What is Electron Affinity?
Electron affinity describes the energy change that occurs when an electron is added to a neutral atom in its gaseous state to form a negative ion. It quantifies how much an atom “wants” an extra electron. When an atom gains an electron, energy is often released, making the process exothermic, and a more negative electron affinity value indicates a greater tendency for an atom to accept an electron.
Navigating the Periodic Table: Periods
The periodic table is organized into rows called periods and columns called groups. Moving across a period, from left to right, involves a systematic change in atomic structure. Each subsequent element in a period has one more proton in its nucleus than the one before it.
As protons are added to the nucleus, electrons are also added to the atom. These newly added electrons occupy the same outermost electron shell, or principal energy level, across a given period.
Key Atomic Properties at Play
Several atomic properties influence an atom’s electron affinity. The effective nuclear charge is the net positive charge experienced by an electron in an atom. It is not the full nuclear charge because inner electrons shield the outer electrons from the nucleus’s attractive force. Across a period, the nuclear charge increases, while the shielding effect from inner electrons remains relatively constant. This leads to an increase in the effective nuclear charge experienced by the valence electrons, pulling them more strongly towards the nucleus.
Atomic radius, which is the distance from the atom’s nucleus to its outermost electron cloud, also changes across a period.

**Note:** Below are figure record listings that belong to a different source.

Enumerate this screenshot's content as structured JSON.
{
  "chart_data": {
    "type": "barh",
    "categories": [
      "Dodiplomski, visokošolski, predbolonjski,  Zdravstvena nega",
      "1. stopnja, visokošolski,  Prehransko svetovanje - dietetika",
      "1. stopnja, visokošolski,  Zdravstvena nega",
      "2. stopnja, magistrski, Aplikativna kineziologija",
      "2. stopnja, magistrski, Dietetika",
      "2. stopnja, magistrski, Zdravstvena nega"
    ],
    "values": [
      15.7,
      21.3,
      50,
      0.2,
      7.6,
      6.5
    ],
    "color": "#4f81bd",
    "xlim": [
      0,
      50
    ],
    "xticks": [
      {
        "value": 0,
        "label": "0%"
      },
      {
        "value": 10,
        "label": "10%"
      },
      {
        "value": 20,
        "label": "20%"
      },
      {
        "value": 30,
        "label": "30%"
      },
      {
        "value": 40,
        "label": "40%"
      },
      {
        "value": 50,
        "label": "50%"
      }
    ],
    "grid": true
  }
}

As the effective nuclear charge increases from left to right, the stronger pull from the nucleus draws the electron shells closer. This increased attraction results in a general decrease in atomic radius across a period. A smaller atomic radius means the valence electrons are held more tightly.
Electron shielding refers to the repulsion between electrons that reduces the attractive force of the nucleus on the outer electrons. Inner-shell electrons are responsible for this shielding. Across a period, the number of inner-shell electrons remains consistent because electrons are added to the same principal energy level. Therefore, the shielding effect does not significantly increase as one moves from left to right.

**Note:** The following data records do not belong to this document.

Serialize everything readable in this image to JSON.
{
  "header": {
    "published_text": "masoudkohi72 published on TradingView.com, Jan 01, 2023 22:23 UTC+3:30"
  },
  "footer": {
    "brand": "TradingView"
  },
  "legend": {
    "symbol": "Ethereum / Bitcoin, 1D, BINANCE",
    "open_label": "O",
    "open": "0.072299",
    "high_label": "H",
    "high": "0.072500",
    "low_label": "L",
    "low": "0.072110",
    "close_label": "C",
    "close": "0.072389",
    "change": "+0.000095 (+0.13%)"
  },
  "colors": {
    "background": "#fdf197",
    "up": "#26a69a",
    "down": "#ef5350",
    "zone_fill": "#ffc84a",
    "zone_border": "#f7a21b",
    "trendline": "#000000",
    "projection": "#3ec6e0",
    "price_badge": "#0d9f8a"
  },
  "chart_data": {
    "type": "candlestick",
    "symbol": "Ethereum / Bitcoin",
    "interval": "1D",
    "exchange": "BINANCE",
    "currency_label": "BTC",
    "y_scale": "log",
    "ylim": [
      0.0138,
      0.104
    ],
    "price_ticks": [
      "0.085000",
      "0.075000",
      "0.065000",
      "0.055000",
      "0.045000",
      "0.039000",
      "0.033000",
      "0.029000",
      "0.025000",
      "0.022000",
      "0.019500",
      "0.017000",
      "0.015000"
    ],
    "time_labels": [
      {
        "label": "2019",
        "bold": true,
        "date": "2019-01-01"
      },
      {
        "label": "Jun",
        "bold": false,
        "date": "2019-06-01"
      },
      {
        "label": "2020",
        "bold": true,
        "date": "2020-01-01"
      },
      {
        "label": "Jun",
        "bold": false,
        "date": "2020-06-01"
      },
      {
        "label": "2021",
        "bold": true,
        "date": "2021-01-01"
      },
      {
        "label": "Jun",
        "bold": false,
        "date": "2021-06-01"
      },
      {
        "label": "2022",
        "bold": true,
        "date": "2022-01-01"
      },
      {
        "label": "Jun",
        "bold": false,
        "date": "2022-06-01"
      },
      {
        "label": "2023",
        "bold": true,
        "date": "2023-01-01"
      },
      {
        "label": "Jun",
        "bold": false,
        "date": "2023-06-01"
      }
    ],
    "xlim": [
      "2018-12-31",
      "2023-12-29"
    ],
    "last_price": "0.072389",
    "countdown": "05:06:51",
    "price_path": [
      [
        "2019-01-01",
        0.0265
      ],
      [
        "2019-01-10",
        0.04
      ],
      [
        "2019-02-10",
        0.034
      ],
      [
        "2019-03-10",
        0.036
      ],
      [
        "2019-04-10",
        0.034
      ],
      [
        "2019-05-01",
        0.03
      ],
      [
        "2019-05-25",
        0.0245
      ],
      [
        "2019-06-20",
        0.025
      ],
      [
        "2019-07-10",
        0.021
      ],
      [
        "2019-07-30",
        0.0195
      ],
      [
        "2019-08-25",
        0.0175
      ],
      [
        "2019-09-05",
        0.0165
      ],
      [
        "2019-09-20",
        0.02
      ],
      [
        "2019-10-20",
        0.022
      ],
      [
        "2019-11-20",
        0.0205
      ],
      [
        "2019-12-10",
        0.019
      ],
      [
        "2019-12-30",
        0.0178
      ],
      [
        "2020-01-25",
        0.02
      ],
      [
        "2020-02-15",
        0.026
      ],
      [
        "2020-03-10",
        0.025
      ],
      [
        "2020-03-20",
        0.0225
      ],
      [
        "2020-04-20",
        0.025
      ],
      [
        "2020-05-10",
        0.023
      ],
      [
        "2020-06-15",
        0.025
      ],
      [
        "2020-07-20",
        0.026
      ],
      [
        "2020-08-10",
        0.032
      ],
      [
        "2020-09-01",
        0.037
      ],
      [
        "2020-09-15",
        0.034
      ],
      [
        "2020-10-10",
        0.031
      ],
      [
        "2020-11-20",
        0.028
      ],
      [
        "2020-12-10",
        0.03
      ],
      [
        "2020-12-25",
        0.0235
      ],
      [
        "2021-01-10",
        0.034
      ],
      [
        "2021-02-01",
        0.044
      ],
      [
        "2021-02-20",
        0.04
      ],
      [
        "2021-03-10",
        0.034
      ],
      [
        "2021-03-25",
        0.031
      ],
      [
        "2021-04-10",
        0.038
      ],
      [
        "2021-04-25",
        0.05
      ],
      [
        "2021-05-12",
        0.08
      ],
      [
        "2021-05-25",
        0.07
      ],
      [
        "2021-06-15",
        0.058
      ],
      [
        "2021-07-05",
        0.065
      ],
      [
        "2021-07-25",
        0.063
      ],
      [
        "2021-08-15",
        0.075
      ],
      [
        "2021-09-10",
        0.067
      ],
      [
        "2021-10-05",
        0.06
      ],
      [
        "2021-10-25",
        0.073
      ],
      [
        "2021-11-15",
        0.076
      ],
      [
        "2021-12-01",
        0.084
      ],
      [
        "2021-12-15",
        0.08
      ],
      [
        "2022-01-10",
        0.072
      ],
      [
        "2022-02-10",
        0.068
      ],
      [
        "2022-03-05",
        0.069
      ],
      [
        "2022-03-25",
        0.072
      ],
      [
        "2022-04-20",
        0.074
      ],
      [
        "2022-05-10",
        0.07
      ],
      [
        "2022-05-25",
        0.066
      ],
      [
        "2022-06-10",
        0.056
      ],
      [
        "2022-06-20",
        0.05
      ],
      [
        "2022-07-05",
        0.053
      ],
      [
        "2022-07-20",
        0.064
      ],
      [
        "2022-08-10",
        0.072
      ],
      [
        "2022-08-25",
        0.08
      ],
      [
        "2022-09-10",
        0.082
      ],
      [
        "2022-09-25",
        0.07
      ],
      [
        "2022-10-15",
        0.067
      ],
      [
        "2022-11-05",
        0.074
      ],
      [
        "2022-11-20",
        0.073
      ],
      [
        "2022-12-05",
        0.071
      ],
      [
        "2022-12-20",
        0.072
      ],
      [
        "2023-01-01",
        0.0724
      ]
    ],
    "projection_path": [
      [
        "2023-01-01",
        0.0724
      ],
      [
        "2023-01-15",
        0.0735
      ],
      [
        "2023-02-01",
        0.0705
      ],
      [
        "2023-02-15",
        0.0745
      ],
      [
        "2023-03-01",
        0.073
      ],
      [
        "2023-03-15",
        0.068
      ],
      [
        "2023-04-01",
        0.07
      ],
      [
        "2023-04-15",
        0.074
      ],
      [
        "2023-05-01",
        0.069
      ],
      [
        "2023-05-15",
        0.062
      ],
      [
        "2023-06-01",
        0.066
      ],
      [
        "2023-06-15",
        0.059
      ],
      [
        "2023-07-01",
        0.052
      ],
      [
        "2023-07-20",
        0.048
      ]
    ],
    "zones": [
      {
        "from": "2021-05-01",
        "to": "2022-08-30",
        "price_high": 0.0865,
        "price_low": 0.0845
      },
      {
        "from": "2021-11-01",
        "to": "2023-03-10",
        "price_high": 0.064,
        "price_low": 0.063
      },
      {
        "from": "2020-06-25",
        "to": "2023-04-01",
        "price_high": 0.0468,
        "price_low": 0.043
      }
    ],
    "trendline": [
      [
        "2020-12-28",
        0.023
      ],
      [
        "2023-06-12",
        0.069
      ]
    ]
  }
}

Explaining the Increase: How Properties Drive the Trend
The increase in electron affinity across a period is a direct consequence of the interplay between effective nuclear charge, atomic radius, and electron shielding. As one moves from left to right, the increasing number of protons in the nucleus leads to a rising effective nuclear charge. This stronger positive charge exerts a greater attractive force on all electrons, including any incoming electron.

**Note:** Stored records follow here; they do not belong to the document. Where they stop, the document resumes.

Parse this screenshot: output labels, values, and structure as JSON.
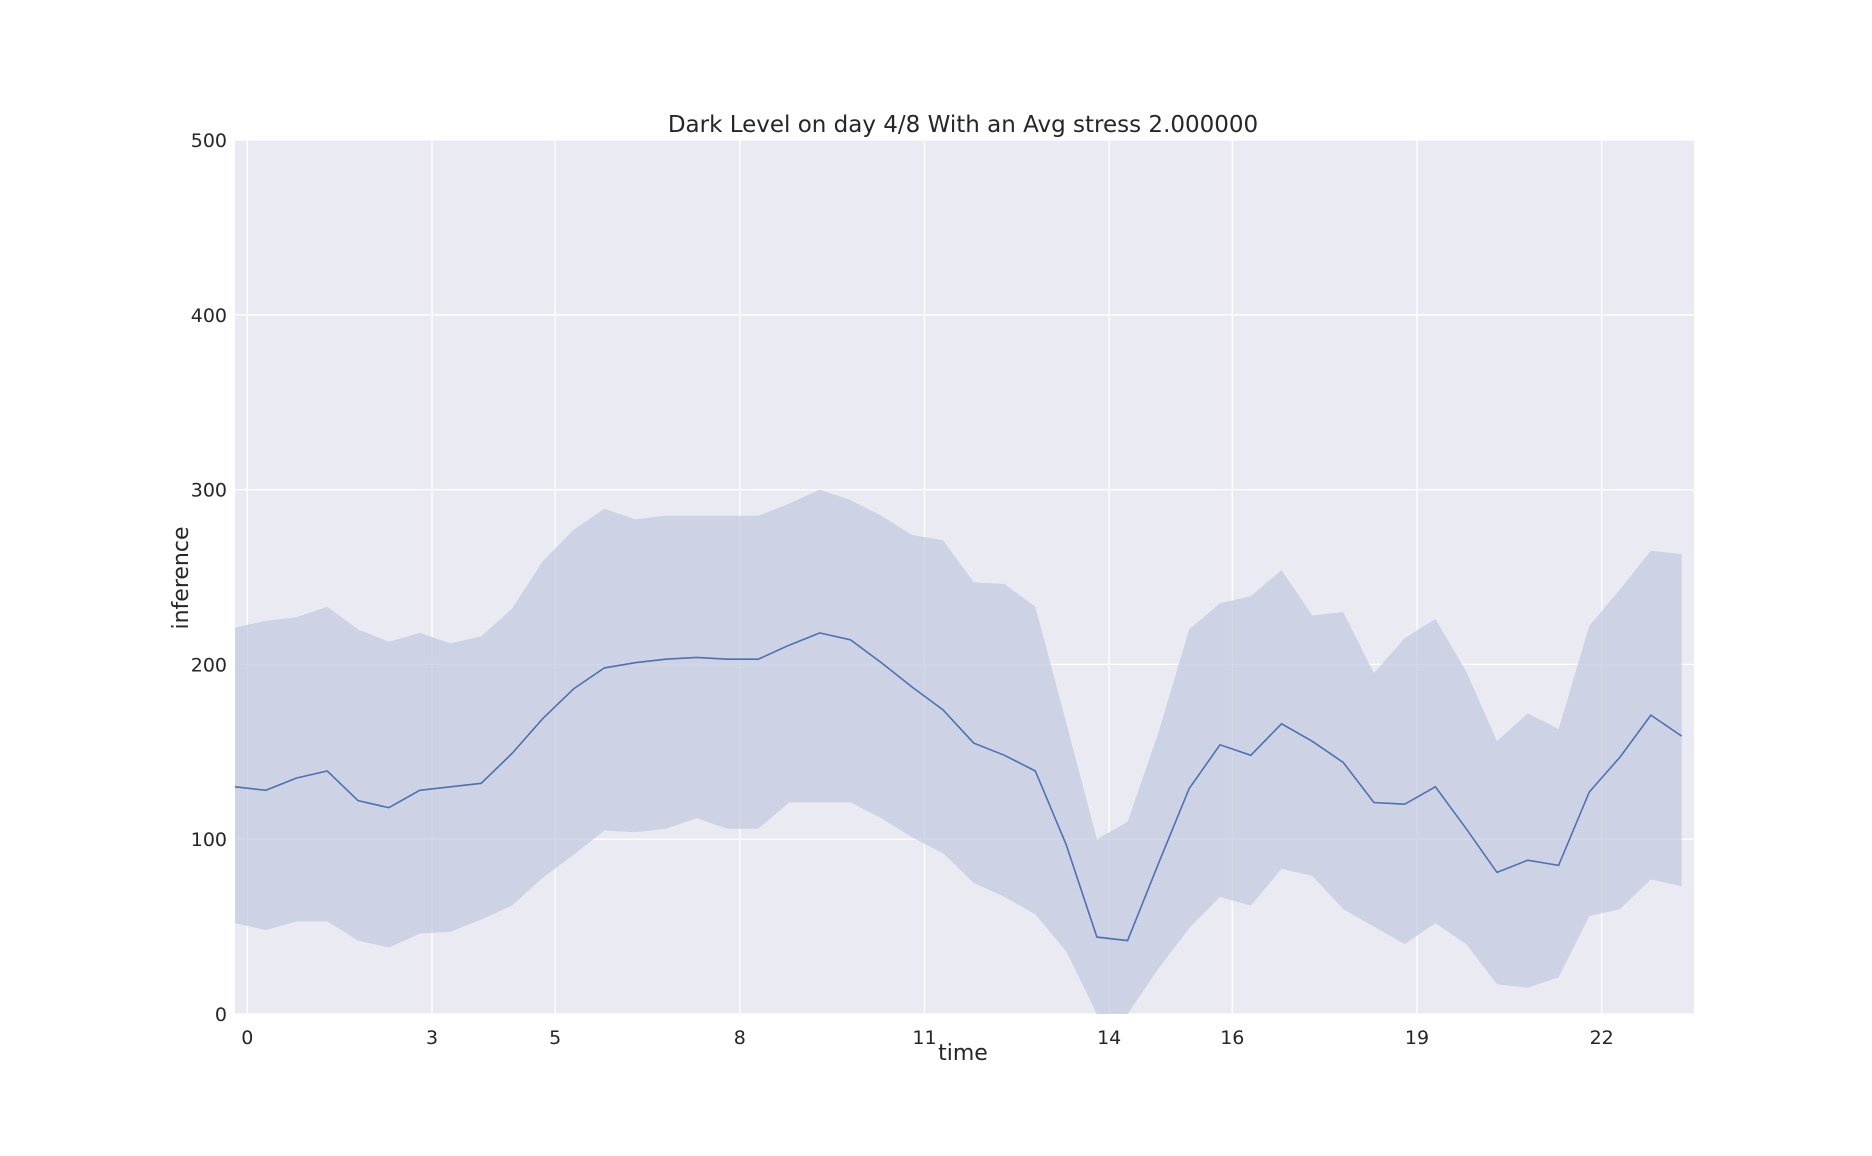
{
  "chart_data": {
    "type": "line",
    "title": "Dark Level on day 4/8 With an Avg stress 2.000000",
    "xlabel": "time",
    "ylabel": "inference",
    "xlim": [
      -0.2,
      23.5
    ],
    "ylim": [
      0,
      500
    ],
    "x_ticks": [
      0,
      3,
      5,
      8,
      11,
      14,
      16,
      19,
      22
    ],
    "y_ticks": [
      0,
      100,
      200,
      300,
      400,
      500
    ],
    "grid": true,
    "background": "#eaeaf2",
    "grid_color": "#ffffff",
    "line_color": "#4c72b0",
    "band_color": "#c3cbe0",
    "series": [
      {
        "x": [
          -0.2,
          0.3,
          0.8,
          1.3,
          1.8,
          2.3,
          2.8,
          3.3,
          3.8,
          4.3,
          4.8,
          5.3,
          5.8,
          6.3,
          6.8,
          7.3,
          7.8,
          8.3,
          8.8,
          9.3,
          9.8,
          10.3,
          10.8,
          11.3,
          11.8,
          12.3,
          12.8,
          13.3,
          13.8,
          14.3,
          14.8,
          15.3,
          15.8,
          16.3,
          16.8,
          17.3,
          17.8,
          18.3,
          18.8,
          19.3,
          19.8,
          20.3,
          20.8,
          21.3,
          21.8,
          22.3,
          22.8,
          23.3
        ],
        "values": [
          130,
          128,
          135,
          139,
          122,
          118,
          128,
          130,
          132,
          149,
          169,
          186,
          198,
          201,
          203,
          204,
          203,
          203,
          211,
          218,
          214,
          201,
          187,
          174,
          155,
          148,
          139,
          97,
          44,
          42,
          86,
          129,
          154,
          148,
          166,
          156,
          144,
          121,
          120,
          130,
          106,
          81,
          88,
          85,
          127,
          147,
          171,
          159
        ],
        "lower": [
          52,
          48,
          53,
          53,
          42,
          38,
          46,
          47,
          54,
          62,
          78,
          91,
          105,
          104,
          106,
          112,
          106,
          106,
          121,
          121,
          121,
          112,
          101,
          92,
          75,
          67,
          57,
          36,
          0,
          0,
          26,
          49,
          67,
          62,
          83,
          79,
          60,
          50,
          40,
          52,
          40,
          17,
          15,
          21,
          56,
          60,
          77,
          73
        ],
        "upper": [
          221,
          225,
          227,
          233,
          220,
          213,
          218,
          212,
          216,
          232,
          259,
          277,
          289,
          283,
          285,
          285,
          285,
          285,
          292,
          300,
          294,
          285,
          274,
          271,
          247,
          246,
          233,
          167,
          100,
          110,
          161,
          220,
          235,
          239,
          254,
          228,
          230,
          195,
          215,
          226,
          196,
          156,
          172,
          163,
          222,
          243,
          265,
          263
        ]
      }
    ]
  }
}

The decreasing atomic radius further contributes to this trend. With a smaller radius, an additional electron approaching the atom will be closer to the positively charged nucleus. This closer proximity results in a stronger attraction between the nucleus and the incoming electron, making its acceptance more energetically favorable.
The relatively constant electron shielding across a period allows the increasing effective nuclear charge to dominate. Because the inner electrons do not significantly increase their shielding capacity, the added positive charge from the nucleus is more fully felt by the valence shell. This combination of a stronger nuclear pull and a more compact atomic size makes atoms on the right side of a period more receptive to gaining an electron.